Citation Hubbard G, Forbat L, Cunningham N, McCann LA, Cayless S, Kidd L, Wengstrom Y & Kearney N (2009) Disrupted lives and threats to identity: The experiences of people with cancer within the first year following diagnosis. Psycho-Oncology, 18 (Supplement 2), pp. S35-S35. https://doi.org/10.1002/pon.1594
Abstract BACKGROUND: The concept ‘biographical disruption' was coined by Michael Bury in the early 1980s as both a descriptor of people's experiences of chronic illness and as an explanatory device to comprehend how people respond and adapt to chronic illness. A key facet of ‘biographical disruption' is disruption to identity and loss of self within the context of illness. The relevance of the concept ‘biographical disruption' for people living with and beyond cancer can be addressed empirically.
METHOD: A longitudinal qualitative study to explore 66 people's experiences of cancer within the first year following diagnosis was conducted. Purposive sampling was used, designed to ensure a range of characteristics known to shape experiences of cancer. Three depth interviews over the course of the year were carried out. During analysis, we drew on biographically informed approaches of understanding chronic illness, particularly the work of Bury (1982; 2001; 1991) and Charmaz (1994; 1983; 1995; 2002) to explore the extent to which people within the first year following diagnosis experience cancer as biographically disruptive.

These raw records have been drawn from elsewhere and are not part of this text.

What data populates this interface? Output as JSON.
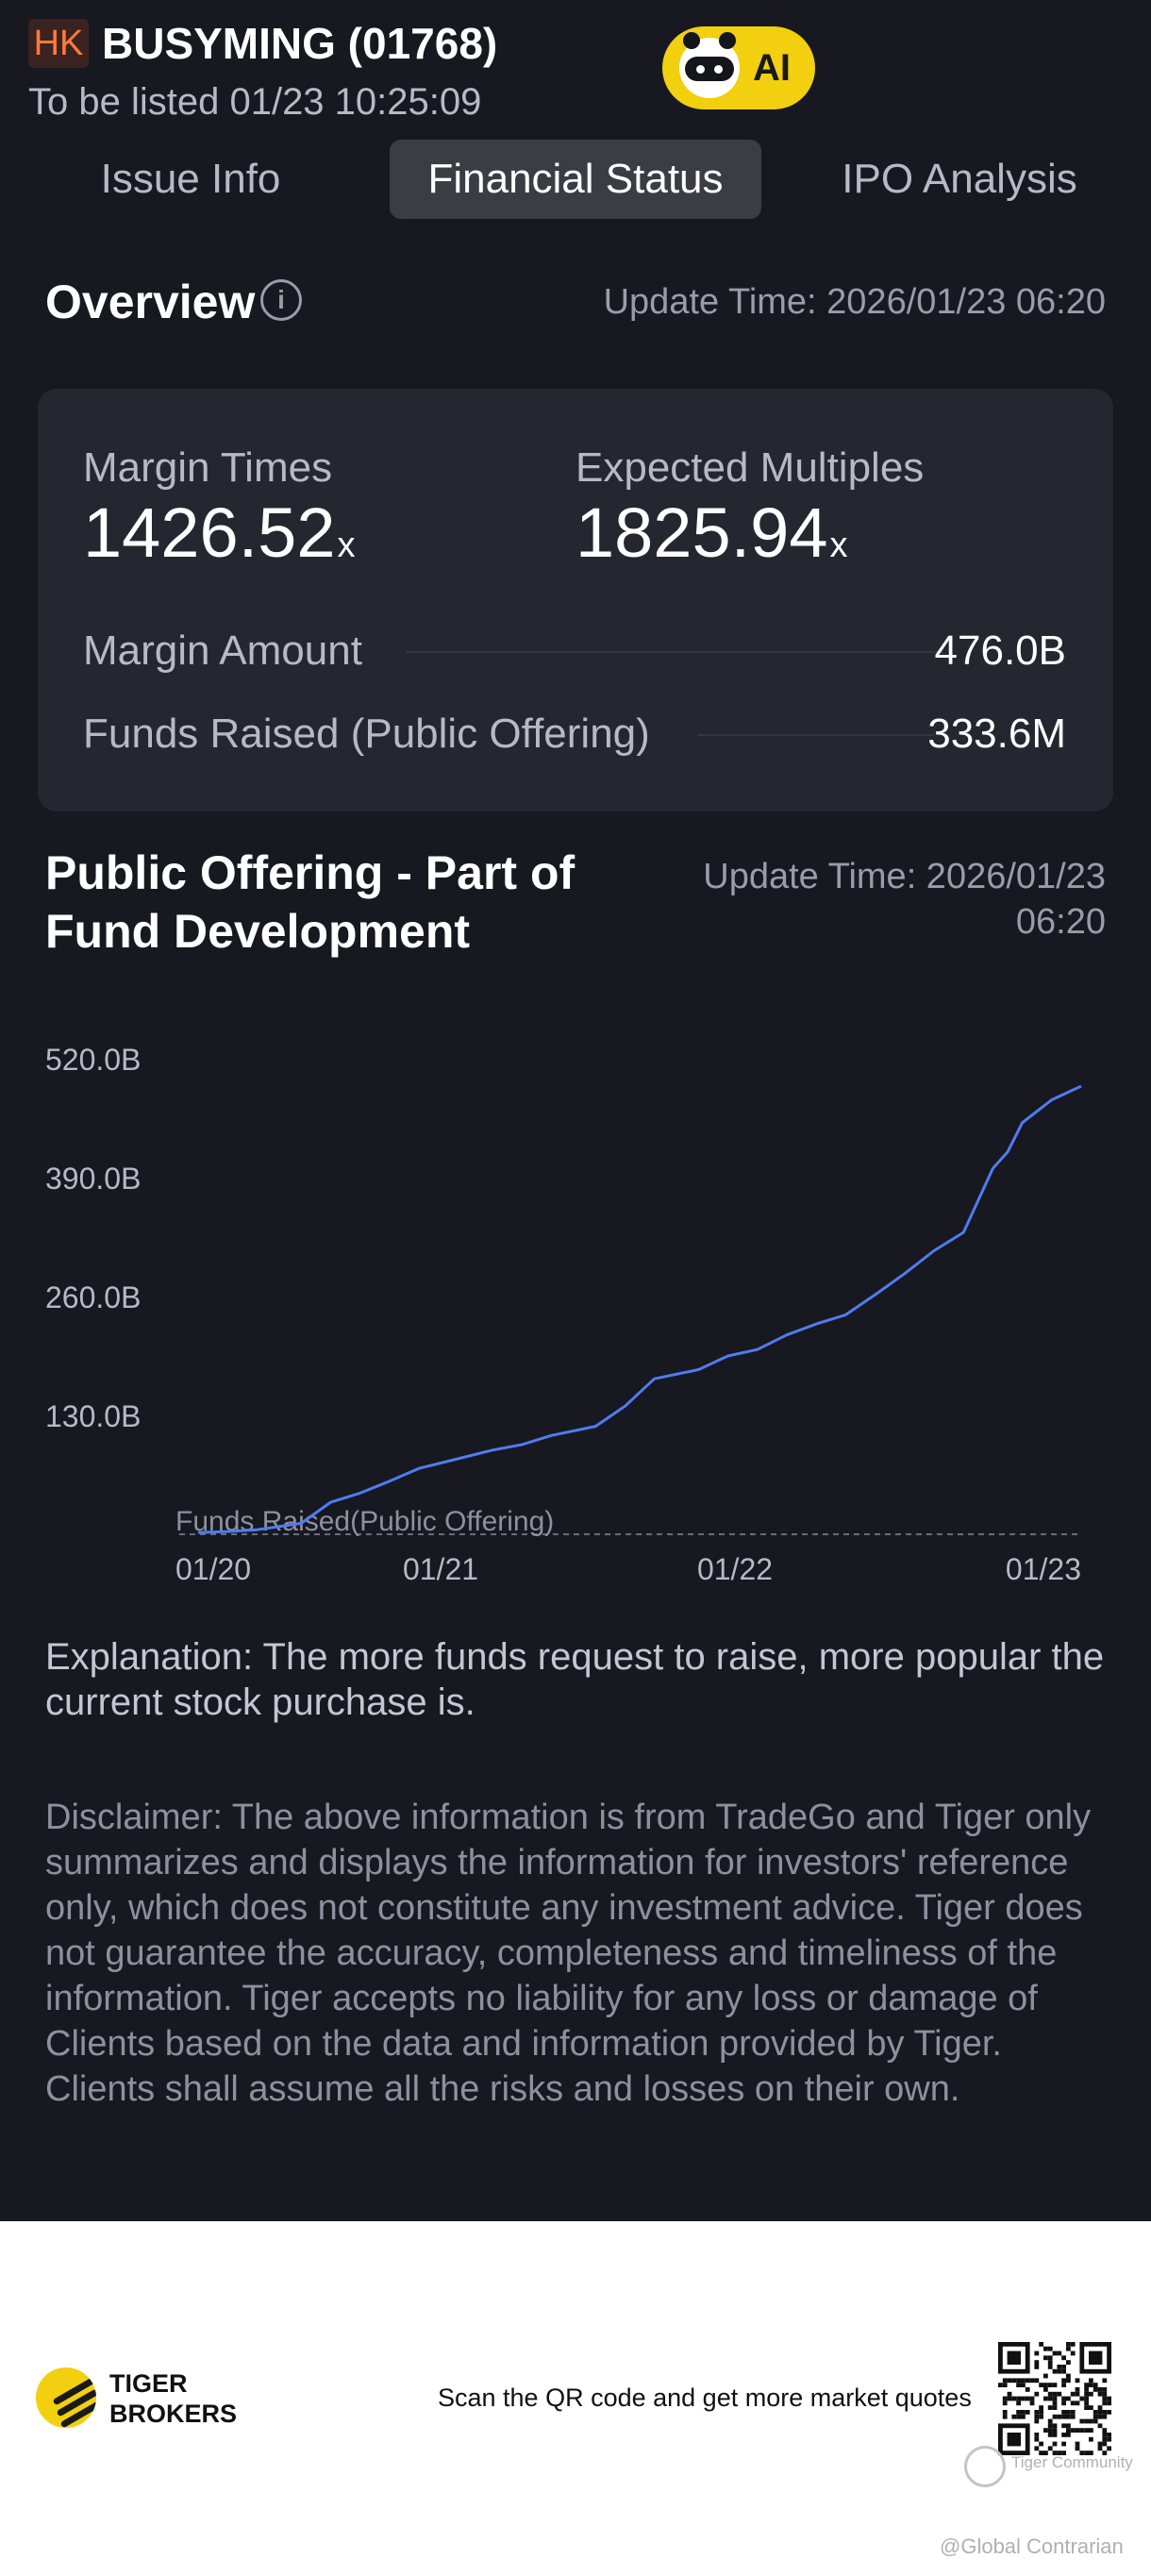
{
  "header": {
    "market": "HK",
    "stock_name": "BUSYMING (01768)",
    "listing_time": "To be listed 01/23 10:25:09",
    "ai_label": "AI"
  },
  "tabs": [
    {
      "label": "Issue Info",
      "active": false
    },
    {
      "label": "Financial Status",
      "active": true
    },
    {
      "label": "IPO Analysis",
      "active": false
    }
  ],
  "overview": {
    "title": "Overview",
    "info_glyph": "i",
    "update_time": "Update Time: 2026/01/23 06:20",
    "margin_times_label": "Margin Times",
    "margin_times_value": "1426.52",
    "margin_times_unit": "x",
    "expected_multiples_label": "Expected Multiples",
    "expected_multiples_value": "1825.94",
    "expected_multiples_unit": "x",
    "margin_amount_label": "Margin Amount",
    "margin_amount_value": "476.0B",
    "funds_raised_label": "Funds Raised (Public Offering)",
    "funds_raised_value": "333.6M"
  },
  "fund_section": {
    "title_line1": "Public Offering - Part of",
    "title_line2": "Fund Development",
    "update_time_line1": "Update Time: 2026/01/23",
    "update_time_line2": "06:20"
  },
  "chart_data": {
    "type": "line",
    "y_ticks": [
      "520.0B",
      "390.0B",
      "260.0B",
      "130.0B"
    ],
    "y_tick_values": [
      520,
      390,
      260,
      130
    ],
    "ylim": [
      0,
      520
    ],
    "y_unit": "B",
    "x_ticks": [
      "01/20",
      "01/21",
      "01/22",
      "01/23"
    ],
    "x_tick_values": [
      0,
      1,
      2,
      3
    ],
    "xlim": [
      0,
      3
    ],
    "grid": false,
    "series": [
      {
        "name": "Funds Raised(Public Offering)",
        "color": "#4f7cf0",
        "x": [
          0.0,
          0.1,
          0.2,
          0.35,
          0.45,
          0.55,
          0.65,
          0.75,
          0.85,
          1.0,
          1.1,
          1.2,
          1.35,
          1.45,
          1.55,
          1.7,
          1.8,
          1.9,
          2.0,
          2.1,
          2.2,
          2.3,
          2.4,
          2.5,
          2.6,
          2.7,
          2.75,
          2.8,
          2.9,
          3.0
        ],
        "y": [
          2,
          3,
          5,
          12,
          35,
          45,
          58,
          72,
          80,
          92,
          98,
          108,
          118,
          140,
          170,
          180,
          195,
          202,
          218,
          230,
          240,
          262,
          285,
          310,
          330,
          400,
          418,
          450,
          475,
          490
        ]
      }
    ]
  },
  "explanation": "Explanation: The more funds request to raise, more popular the current stock purchase is.",
  "disclaimer": "Disclaimer: The above information is from TradeGo and Tiger only summarizes and displays the information for investors' reference only, which does not constitute any investment advice. Tiger does not guarantee the accuracy, completeness and timeliness of the information. Tiger accepts no liability for any loss or damage of Clients based on the data and information provided by Tiger. Clients shall assume all the risks and losses on their own.",
  "footer": {
    "brand_line1": "TIGER",
    "brand_line2": "BROKERS",
    "scan_text": "Scan the QR code and get more market quotes",
    "watermark_community": "Tiger Community",
    "watermark_user": "@Global Contrarian"
  },
  "colors": {
    "background": "#171820",
    "card": "#25262f",
    "accent_line": "#4f7cf0",
    "ai_yellow": "#f2cf0f",
    "market_badge": "#ff7a3c"
  }
}
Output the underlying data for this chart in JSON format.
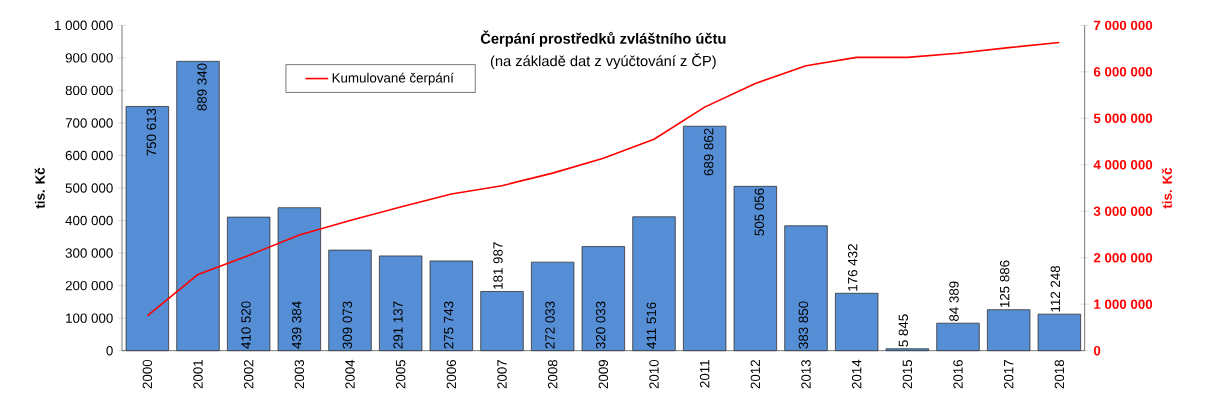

RESULTS: Some people appeared to experience cancer as ‘biographical disruption' because it represented a threat to their identity. However, not all individuals experienced cancer as a threat to identity. People with cancer can experience illness as a physical and emotional assault which disrupts their daily lives but without it being an assault on their identity. A number of possibly inter-related factors may have influenced why some individuals experienced cancer as disruptive but not biographically so. These include having a ‘hard life' such as, previous experience of a life-threatening illness either personally or in the family.
CONCLUSIONS: Universal application of the concept ‘biographical disruption' to the experience of cancer within the first year of diagnosis is not appropriate. Unless illness threatens identity then the illness may be disruptive but not biographically so.
RESEARCH IMPLICATIONS: Cancer has traditionally been conceptualised as an acute illness (Tritter and Calnan, 2002), however, more people are living longer with the consequences of a cancer diagnosis and treatment and thus, it is a disease which may increasingly fall within the category of a chronic condition. Hence, the concept ‘biographical disruption' may be a useful description of people's experiences of living with cancer and it may also be a useful explanatory device to comprehend these experiences.
CLINICAL IMPLICATIONS: The findings of the study call for the development of interventions to support those people who experience cancer as an assault on their identity and to support their biographical work as they experience living with and beyond cancer.
ACKNOWLEDGEMENT OF FUNDING: Scottish Government Health Department funded this study.